Vom Schauspieler zum Oberbürgermeister

Jubel und Erleichterung: Alexander Kalouti (Mitte) nach der Wahl zum Oberbürgermeister von Dortmund. © picture alliance/dpa

Es war ein politisches Signal, das über die Stadtgrenzen hinaus für Aufmerksamkeit sorgte: Mit Alexander Kalouti wurde Ende September 2025 in der traditionellen SPD-Hochburg Dortmund zum ersten Mal seit 79 Jahren ein CDU-Mitglied zum Oberbürgermeister gewählt. Doch das Parteibuch ist nicht das einzige ungewöhnliche Merkmal des neuen Oberhaupts der Ruhrmetropole mit 600.000 Einwohnern.  

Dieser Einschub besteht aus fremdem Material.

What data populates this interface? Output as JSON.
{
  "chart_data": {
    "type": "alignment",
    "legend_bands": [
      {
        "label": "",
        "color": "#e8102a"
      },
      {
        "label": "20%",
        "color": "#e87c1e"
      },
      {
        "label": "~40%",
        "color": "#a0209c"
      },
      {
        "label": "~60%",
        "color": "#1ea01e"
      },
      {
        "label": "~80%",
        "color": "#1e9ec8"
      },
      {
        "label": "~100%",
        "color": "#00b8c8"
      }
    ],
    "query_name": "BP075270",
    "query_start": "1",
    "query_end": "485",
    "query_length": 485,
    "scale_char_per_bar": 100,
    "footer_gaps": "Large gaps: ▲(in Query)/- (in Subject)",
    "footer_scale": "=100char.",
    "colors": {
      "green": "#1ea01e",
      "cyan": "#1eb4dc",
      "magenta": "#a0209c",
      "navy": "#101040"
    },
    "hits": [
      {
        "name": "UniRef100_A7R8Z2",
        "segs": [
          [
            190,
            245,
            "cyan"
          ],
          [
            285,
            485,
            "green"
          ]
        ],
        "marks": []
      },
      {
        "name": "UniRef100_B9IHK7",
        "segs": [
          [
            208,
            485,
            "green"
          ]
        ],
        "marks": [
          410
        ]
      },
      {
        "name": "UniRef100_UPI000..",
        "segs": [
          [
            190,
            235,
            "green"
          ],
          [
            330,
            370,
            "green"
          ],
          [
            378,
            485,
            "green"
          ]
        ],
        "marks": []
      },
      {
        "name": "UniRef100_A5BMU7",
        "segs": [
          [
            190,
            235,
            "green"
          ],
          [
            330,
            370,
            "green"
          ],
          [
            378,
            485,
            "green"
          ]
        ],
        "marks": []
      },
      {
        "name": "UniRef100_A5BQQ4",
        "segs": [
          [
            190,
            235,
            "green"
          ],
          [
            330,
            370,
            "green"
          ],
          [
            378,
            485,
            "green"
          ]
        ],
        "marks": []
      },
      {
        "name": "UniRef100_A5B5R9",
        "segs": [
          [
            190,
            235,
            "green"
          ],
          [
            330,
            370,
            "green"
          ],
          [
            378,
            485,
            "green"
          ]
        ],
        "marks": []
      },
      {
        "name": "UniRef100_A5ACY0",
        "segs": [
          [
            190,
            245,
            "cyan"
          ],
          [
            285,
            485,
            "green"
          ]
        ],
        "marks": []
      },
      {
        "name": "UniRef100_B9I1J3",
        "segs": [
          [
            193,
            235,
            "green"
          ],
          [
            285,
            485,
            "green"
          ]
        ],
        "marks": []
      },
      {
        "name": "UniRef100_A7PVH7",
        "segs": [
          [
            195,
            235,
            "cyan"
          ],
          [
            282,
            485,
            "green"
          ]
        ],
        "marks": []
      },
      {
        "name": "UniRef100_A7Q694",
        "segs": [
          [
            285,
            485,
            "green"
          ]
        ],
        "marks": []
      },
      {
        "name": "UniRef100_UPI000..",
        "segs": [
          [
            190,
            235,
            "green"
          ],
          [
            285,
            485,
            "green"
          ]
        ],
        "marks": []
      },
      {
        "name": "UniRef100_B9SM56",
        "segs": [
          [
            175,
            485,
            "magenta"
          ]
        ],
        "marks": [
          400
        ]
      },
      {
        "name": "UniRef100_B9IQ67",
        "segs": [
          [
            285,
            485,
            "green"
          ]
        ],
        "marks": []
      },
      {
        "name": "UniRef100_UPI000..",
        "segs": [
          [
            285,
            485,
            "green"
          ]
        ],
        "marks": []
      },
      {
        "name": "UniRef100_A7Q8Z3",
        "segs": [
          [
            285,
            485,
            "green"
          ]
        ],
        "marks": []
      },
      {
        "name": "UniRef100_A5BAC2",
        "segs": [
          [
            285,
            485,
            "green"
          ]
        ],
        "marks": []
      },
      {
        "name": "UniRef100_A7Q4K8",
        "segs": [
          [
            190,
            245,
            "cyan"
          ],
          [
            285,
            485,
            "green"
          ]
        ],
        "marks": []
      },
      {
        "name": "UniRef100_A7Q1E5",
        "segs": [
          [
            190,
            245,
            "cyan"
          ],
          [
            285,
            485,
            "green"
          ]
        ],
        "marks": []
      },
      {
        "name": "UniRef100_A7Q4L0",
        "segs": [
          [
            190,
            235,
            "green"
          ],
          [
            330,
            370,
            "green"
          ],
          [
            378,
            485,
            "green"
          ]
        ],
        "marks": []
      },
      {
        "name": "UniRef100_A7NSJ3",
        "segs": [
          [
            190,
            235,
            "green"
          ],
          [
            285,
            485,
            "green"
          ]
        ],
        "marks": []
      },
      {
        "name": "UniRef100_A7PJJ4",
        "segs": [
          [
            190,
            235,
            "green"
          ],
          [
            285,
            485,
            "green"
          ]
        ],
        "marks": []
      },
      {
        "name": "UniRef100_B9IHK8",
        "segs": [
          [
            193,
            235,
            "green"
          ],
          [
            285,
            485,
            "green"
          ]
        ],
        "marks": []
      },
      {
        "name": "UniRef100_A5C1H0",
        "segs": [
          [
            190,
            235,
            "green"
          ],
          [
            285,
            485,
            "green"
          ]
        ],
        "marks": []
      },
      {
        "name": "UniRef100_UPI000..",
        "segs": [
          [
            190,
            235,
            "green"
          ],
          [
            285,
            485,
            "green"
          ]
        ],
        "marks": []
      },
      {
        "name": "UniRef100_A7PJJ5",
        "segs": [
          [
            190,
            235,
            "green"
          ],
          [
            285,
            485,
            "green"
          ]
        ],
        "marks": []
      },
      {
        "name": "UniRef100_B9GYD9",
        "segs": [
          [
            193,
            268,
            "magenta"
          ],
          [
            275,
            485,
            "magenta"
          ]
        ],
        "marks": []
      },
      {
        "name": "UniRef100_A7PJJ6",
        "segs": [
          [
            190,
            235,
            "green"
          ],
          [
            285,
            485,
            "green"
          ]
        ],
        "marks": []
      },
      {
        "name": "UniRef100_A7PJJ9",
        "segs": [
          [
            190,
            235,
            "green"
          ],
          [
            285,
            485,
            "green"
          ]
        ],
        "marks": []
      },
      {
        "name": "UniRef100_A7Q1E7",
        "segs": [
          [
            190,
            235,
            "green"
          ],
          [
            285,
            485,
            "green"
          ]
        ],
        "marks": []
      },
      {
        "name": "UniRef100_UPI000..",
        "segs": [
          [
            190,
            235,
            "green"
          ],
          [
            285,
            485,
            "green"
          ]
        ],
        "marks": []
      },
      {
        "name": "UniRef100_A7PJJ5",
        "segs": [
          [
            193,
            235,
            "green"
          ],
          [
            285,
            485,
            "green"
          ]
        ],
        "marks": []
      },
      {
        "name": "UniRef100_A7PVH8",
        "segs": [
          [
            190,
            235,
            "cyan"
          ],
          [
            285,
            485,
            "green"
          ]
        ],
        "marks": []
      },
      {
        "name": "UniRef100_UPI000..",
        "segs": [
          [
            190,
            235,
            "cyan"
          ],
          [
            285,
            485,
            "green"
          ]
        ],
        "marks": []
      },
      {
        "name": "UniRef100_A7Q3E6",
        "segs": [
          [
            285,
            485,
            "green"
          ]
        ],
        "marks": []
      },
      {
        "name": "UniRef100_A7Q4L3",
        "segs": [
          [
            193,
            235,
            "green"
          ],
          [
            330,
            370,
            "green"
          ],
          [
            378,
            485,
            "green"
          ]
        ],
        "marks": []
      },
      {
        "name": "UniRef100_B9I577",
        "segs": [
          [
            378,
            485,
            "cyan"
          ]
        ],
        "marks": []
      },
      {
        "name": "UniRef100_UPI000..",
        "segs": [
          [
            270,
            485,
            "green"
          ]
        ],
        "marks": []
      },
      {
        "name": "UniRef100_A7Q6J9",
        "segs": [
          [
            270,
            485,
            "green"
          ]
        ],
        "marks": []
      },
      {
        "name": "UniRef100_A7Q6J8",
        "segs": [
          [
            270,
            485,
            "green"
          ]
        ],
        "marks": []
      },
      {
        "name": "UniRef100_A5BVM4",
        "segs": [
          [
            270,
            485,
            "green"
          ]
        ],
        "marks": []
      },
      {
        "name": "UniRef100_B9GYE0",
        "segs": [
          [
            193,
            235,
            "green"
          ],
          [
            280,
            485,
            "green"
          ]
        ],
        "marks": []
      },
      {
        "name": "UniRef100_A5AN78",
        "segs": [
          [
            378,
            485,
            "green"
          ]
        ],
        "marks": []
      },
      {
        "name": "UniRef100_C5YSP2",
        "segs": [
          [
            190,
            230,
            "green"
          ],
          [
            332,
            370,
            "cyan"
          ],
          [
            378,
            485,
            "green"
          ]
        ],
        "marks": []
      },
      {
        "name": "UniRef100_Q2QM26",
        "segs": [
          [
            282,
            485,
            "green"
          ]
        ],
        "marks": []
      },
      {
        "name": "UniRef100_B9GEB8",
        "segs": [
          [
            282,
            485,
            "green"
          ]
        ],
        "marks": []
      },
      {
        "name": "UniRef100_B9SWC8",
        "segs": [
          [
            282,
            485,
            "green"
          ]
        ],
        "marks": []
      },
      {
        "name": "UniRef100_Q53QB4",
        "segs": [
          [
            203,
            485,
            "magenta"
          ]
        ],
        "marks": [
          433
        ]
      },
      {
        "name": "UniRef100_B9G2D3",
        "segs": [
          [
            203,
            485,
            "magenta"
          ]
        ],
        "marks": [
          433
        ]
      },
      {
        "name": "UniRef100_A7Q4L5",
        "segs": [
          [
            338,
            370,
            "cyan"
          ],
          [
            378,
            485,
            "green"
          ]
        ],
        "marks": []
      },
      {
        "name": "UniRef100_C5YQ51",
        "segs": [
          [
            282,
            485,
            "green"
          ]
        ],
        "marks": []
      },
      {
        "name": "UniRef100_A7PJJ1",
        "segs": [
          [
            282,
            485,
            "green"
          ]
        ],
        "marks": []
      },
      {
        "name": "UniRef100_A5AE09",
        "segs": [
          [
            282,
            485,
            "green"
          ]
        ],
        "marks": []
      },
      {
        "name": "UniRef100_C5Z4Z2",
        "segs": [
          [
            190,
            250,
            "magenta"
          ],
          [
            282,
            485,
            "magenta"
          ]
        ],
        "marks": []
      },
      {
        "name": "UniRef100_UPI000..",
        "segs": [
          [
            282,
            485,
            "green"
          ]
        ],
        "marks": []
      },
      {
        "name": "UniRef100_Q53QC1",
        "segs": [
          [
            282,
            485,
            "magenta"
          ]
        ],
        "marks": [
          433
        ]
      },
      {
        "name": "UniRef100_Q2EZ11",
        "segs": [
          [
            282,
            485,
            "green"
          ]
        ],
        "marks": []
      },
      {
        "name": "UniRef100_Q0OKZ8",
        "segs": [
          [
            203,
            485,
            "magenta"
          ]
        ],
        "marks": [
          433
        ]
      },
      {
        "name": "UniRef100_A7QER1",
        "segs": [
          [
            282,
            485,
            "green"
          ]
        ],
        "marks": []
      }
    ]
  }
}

Alexander Kalouti ist kein typischer Politiker, sondern Schauspieler, Kommunikationsprofi – und Weltbürger. Die Geschichte des heute 56-Jährigen beginnt weit entfernt vom Ruhrgebiet: Seine Mutter floh aus der DDR, sein Vater aus Palästina. Beide fanden in Freiburg eine neue Heimat, wo sie sich an der Universität kennenlernten. Später zog das Paar in den Libanon – als Beirut noch als das „Paris des Nahen Ostens“ galt. Dort kam Alexander zur Welt. Wegen politischer Unruhen verließ die Familie das Land jedoch wieder. „Gott sei Dank“, sagt Kalouti heute, „denn Ende der 1960er-Jahre kündigte sich politisch an, was bald in einen 15-jährigen Bürgerkrieg mündete.“ 

Familiäres Argumentationstraining  

Seine rhetorische Schule war der heimische Esstisch. Jeden Abend diskutierten er und seine vier älteren Geschwister dort – als Jüngster konnte Kalouti anfangs kaum mithalten. „Es ging immer darum, wer die besseren Argumente hatte. Nach und nach habe ich gelernt, meine Gedanken zu fassen und zu formulieren.“  

Schon mit elf Jahren wurde er politisiert: 1979 marschierten die Sowjets in Afghanistan ein. Seine ganze Familie verfolgte gebannt die Nachrichten. „Meine Mutter hat mir immer gesagt, dass es in der Sowjetunion, im Ostblock, keine richtigen Freiheitsrechte gibt“, sagt Kalouti, „und dass die Art, wie wir leben können – frei und sicher – stark mit unserem politischen System und mit dem Schutz durch die USA zusammenhängt.“  

Eigentlich wollte Kalouti Fußball spielen, stattdessen meldete seine Mutter ihn im Chor an. Dort habe er das erste Mal gelernt, sich durchzubeißen. „Ich war die ersten paar Jahre überhaupt nicht gut, bin aber auf Druck meiner Mutter immer dabeigeblieben“, sagt er. Mit Erfolg: Seine Stimme entfaltete sich, er sang bald als Solist. Nur deshalb sei er heute so widerstandsfähig, könne gut mit Ängsten und Frustration umzugehen und gebe niemals auf.  

Diese Resilienz half ihm auch beim Umgang mit Vorbehalten gegenüber seiner Herkunft. „Ich habe persönliche Rassismus-Erfahrungen gemacht. Aber eigentlich fände ich es toll, wenn mein migrantischer Hintergrund keine Rolle spielen würde“, sagt Kalouti. 

Spannender Bühnenwechsel 

Nach dem Abitur besuchte er die Schauspielschule in Stuttgart, arbeitete als Schauspieler und später als politischer Referent im Bayerischen Wirtschaftsministerium und im Deutschen Bundestag, lebte in verschiedenen Städten, darunter London, München und Berlin. Seit 2014 leitete Kalouti schließlich die Öffentlichkeitsarbeit des Theaters Dortmund.  

Seine neue große Bühne ist nun die Stadt Dortmund. Als Oberbürgermeister setzt er dort vor allem auf mehr Sicherheit, Sauberkeit und Ordnung. „Da haben wir ein massives Problem“, sagt Kalouti, „es kann nicht so bleiben, dass viele Menschen die Innenstadt und die öffentlichen Verkehrsmittel meiden.“ Er selbst nutzt diese täglich – zum einen, weil er kein Auto besitzt, zum anderen, weil er dort mit den Menschen ins Gespräch kommt. Die erste Reaktion sei oft: „Ach was, Sie fahren Bus!?“ Das ist wohl ein weiteres ungewöhnliches Merkmal des frisch gewählten Stadtchefs.